Could cash be completely banned in Italy and in the EU? It's unlikely but not entirely impossible. Recently ECB President Mario Draghi called for a ban on the 500 euro banknote and a few days later former U.S. Treasury Secretary Lawrence Summers wrote that the 100 dollar banknote should be abolished.
The official reason governments and banks would like to scrap high-denomination banknotes is that it would make life harder for criminals and terrorists. In my opinion this is a doubtful reason, because there are so many easier and more sophisticated methods for criminals to make money transfers. Bitcoin is just one obvious example.
Obviously there’s a palpable fear of a potential bank run on the banking system. If negative negative interest rates are imposed on normal household bank accounts, no sane person would keep money in the bank. My prediction is that if central banks don’t change course soon, this is exactly what will happen.

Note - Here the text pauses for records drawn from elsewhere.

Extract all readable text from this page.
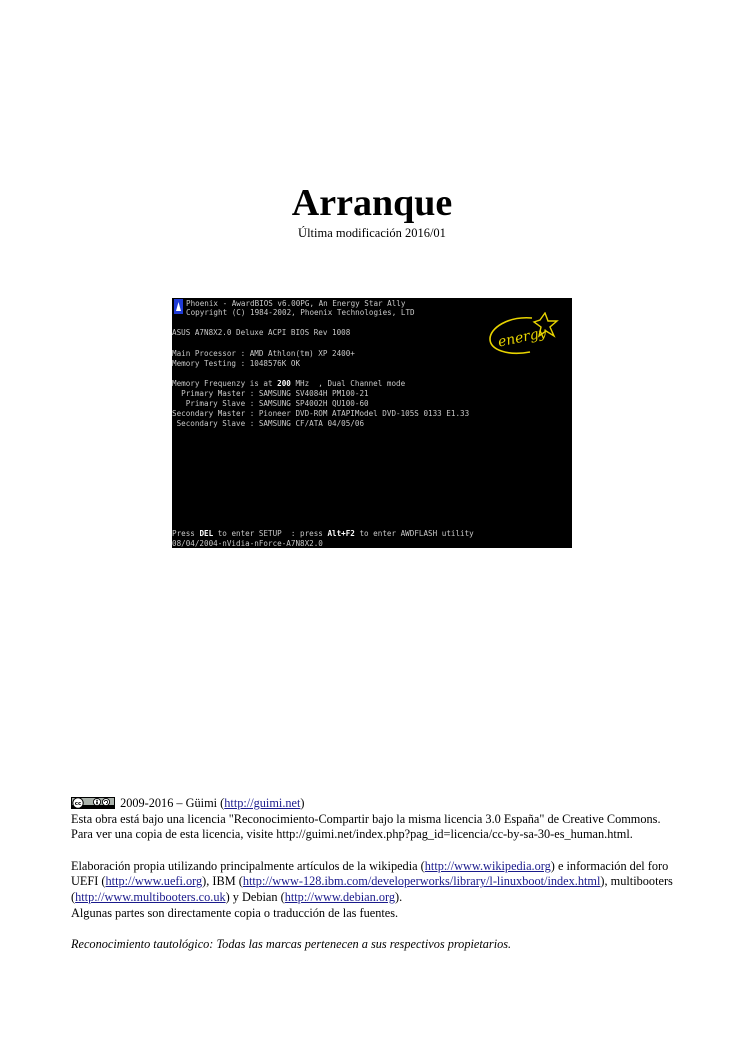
Arranque
Última modificación 2016/01

Phoenix - AwardBIOS v6.00PG, An Energy Star Ally

Copyright (C) 1984-2002, Phoenix Technologies, LTD

ASUS A7N8X2.0 Deluxe ACPI BIOS Rev 1008

Main Processor : AMD Athlon(tm) XP 2400+

Memory Testing : 1048576K OK

Memory Frequenzy is at 200 MHz  , Dual Channel mode

Primary Master : SAMSUNG SV4084H PM100-21

Primary Slave : SAMSUNG SP4002H QU100-60

Secondary Master : Pioneer DVD-ROM ATAPIModel DVD-105S 0133 E1.33

Secondary Slave : SAMSUNG CF/ATA 04/05/06

Press DEL to enter SETUP  : press Alt+F2 to enter AWDFLASH utility

08/04/2004-nVidia-nForce-A7N8X2.0

energy

cc	2009-2016 – Güimi (http://guimi.net)

Esta obra está bajo una licencia "Reconocimiento-Compartir bajo la misma licencia 3.0 España" de Creative Commons.

Para ver una copia de esta licencia, visite http://guimi.net/index.php?pag_id=licencia/cc-by-sa-30-es_human.html.

Elaboración propia utilizando principalmente artículos de la wikipedia (http://www.wikipedia.org) e información del foro
UEFI (http://www.uefi.org), IBM (http://www-128.ibm.com/developerworks/library/l-linuxboot/index.html), multibooters
(http://www.multibooters.co.uk) y Debian (http://www.debian.org).
Algunas partes son directamente copia o traducción de las fuentes.

Reconocimiento tautológico: Todas las marcas pertenecen a sus respectivos propietarios.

Banks like JP Morgan are already imposing negative rates on larger depositors. Why wouldn’t they try to do it for smaller clients as well? After all, banks are not in the business of charity. Banning high-denomination notes would, at least to some extent, make it harder to pull out larger savings into physical cash.
Let’s just hope central banks realize that negative interest rates are a huge mistake and change course while it’s still possible. The fact that pension savers in Japan are currently hoarding 10.000 yen bills and Japanese safe makers are doubling their sales should be a serious warning signal.
To be honest, I don’t believe cash will be banned in the Eurozone anytime soon. It would cause too much trouble and resistance in several economies, not just in Italy. Europe is still not ready to go all-in on electronic payments.
Those who consider pulling out a card from the wallet a hostile act can for now breathe a sigh of relief.